Description
Sletvold and Brothers will outline ideas from their new book, "A New Vision of Psychoanalytic Theory, Practice and Supervision: TALKING BODIES". They present the flow of I-you-we-world, how it is disrupted by trauma, and what is communicated in the “silence between the words.” They present an idea that is central to their approach, namely that psychoanalytic encounters take place between “foreign bodies.” Contending that interactions between foreign bodies require translation, they suggest replacing the traditional translational mode of interpretation with the forms of translation suggested by contemporary translation theorists, drawing on the work of Bresnahan on recent developments in the field of translation theory. Bresnahan notes that “to read for translation is to search for the interplay between the familiar and the unfamiliar, the way in which similarity and difference bleed together.” Since the interplay between the familiar and the unfamiliar, similarity and difference organizes every embodied analytic encounter, Sletvold and Brothers suggest that we are always engaged in “reading for translation”, and that we read not only words but our own and our patient’s bodily communications. They endorse Pedwell’s understanding of affective translation as a form of empathy. For Sletvold and Brothers, translation is a relational mode that allows for the emergence of new modes of embodied connectedness that underlie mutual healing.
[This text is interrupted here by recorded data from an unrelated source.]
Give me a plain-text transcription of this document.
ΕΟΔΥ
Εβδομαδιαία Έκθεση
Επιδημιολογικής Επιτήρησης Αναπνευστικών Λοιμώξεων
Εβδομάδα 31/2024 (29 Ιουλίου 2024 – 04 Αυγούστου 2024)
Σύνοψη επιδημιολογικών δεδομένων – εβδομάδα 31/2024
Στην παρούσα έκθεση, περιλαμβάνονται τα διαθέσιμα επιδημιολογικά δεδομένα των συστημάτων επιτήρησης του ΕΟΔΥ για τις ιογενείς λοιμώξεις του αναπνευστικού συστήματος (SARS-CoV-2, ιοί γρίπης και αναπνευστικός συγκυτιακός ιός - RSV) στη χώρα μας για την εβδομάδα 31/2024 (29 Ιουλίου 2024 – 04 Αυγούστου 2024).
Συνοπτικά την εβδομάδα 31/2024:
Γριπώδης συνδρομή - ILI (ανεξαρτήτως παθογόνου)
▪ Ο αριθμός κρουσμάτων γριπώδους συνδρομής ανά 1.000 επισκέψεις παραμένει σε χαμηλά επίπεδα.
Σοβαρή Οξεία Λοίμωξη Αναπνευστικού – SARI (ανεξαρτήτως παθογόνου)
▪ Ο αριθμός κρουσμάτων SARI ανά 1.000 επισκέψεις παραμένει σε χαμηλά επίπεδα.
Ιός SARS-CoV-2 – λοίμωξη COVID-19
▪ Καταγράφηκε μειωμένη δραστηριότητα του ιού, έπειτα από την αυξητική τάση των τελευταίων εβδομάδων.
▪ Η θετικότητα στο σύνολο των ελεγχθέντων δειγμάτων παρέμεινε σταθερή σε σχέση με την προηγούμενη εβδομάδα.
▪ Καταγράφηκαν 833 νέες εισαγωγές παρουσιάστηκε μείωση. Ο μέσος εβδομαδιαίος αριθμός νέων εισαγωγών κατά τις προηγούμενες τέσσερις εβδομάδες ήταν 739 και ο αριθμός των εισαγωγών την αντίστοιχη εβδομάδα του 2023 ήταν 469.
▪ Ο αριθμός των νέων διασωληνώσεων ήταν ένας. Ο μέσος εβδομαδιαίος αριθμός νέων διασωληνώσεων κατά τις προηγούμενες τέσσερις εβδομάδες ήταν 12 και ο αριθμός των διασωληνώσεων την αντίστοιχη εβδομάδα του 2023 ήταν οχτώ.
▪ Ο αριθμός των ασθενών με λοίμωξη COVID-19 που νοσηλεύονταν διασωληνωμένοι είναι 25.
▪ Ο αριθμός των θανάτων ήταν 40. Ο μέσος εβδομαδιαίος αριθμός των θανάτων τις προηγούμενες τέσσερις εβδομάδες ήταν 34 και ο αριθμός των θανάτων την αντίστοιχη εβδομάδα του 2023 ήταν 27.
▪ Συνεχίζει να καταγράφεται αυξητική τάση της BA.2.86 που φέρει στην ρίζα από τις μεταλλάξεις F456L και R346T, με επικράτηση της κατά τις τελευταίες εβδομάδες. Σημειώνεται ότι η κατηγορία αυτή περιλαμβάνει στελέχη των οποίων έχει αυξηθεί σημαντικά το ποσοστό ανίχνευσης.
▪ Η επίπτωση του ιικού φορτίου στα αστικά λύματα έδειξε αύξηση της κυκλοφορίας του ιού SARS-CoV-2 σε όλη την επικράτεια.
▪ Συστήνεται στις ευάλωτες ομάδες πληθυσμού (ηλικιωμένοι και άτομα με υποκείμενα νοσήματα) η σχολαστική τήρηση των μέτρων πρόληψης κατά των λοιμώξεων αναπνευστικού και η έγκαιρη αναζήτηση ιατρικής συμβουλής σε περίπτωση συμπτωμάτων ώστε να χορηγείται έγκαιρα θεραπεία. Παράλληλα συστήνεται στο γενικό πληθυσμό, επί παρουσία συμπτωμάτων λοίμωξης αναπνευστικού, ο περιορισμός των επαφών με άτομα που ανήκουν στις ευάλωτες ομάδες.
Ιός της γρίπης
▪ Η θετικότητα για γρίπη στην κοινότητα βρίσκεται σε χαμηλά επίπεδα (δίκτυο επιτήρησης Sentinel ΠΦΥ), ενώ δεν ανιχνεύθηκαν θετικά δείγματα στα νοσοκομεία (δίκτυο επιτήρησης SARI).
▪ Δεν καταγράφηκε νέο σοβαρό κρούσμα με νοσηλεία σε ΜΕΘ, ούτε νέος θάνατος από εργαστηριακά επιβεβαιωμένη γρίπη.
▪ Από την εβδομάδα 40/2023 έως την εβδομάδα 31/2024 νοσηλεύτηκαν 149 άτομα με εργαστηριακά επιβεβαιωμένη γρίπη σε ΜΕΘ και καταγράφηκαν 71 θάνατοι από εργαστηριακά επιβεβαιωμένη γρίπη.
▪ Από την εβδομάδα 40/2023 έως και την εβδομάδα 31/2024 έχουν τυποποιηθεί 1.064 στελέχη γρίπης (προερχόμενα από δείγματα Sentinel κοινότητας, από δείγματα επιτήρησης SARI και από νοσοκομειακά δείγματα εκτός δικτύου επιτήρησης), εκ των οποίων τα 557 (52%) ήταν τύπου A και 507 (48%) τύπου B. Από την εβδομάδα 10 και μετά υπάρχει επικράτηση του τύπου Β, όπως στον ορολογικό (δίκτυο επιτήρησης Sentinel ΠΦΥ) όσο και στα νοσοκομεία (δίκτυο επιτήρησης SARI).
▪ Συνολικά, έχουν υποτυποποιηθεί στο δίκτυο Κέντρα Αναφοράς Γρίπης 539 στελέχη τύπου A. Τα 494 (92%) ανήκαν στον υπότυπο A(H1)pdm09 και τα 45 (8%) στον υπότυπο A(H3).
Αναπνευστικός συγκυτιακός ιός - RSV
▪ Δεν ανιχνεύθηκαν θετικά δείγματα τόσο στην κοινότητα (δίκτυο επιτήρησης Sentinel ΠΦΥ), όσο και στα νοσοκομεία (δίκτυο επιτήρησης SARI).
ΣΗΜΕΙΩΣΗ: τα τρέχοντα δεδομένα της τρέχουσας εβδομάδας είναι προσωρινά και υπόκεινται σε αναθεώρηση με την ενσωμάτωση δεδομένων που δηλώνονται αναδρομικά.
Two clinical illustrations are presented, one involving a woman patient who, at first, seemed very similar to Doris, and one involving a woman patient who, at first, seemed very different from Jon.
Learning Objectives
1. Participants will be able to explain how the attentional flow of I-you-we-world is disrupted by trauma.
2. Participants will be able to discuss the relevance of the concept of “foreign bodies” for therapeutic encounters.
3. Participants will be able to explain how translation may replace interpretation in understanding therapeutic change.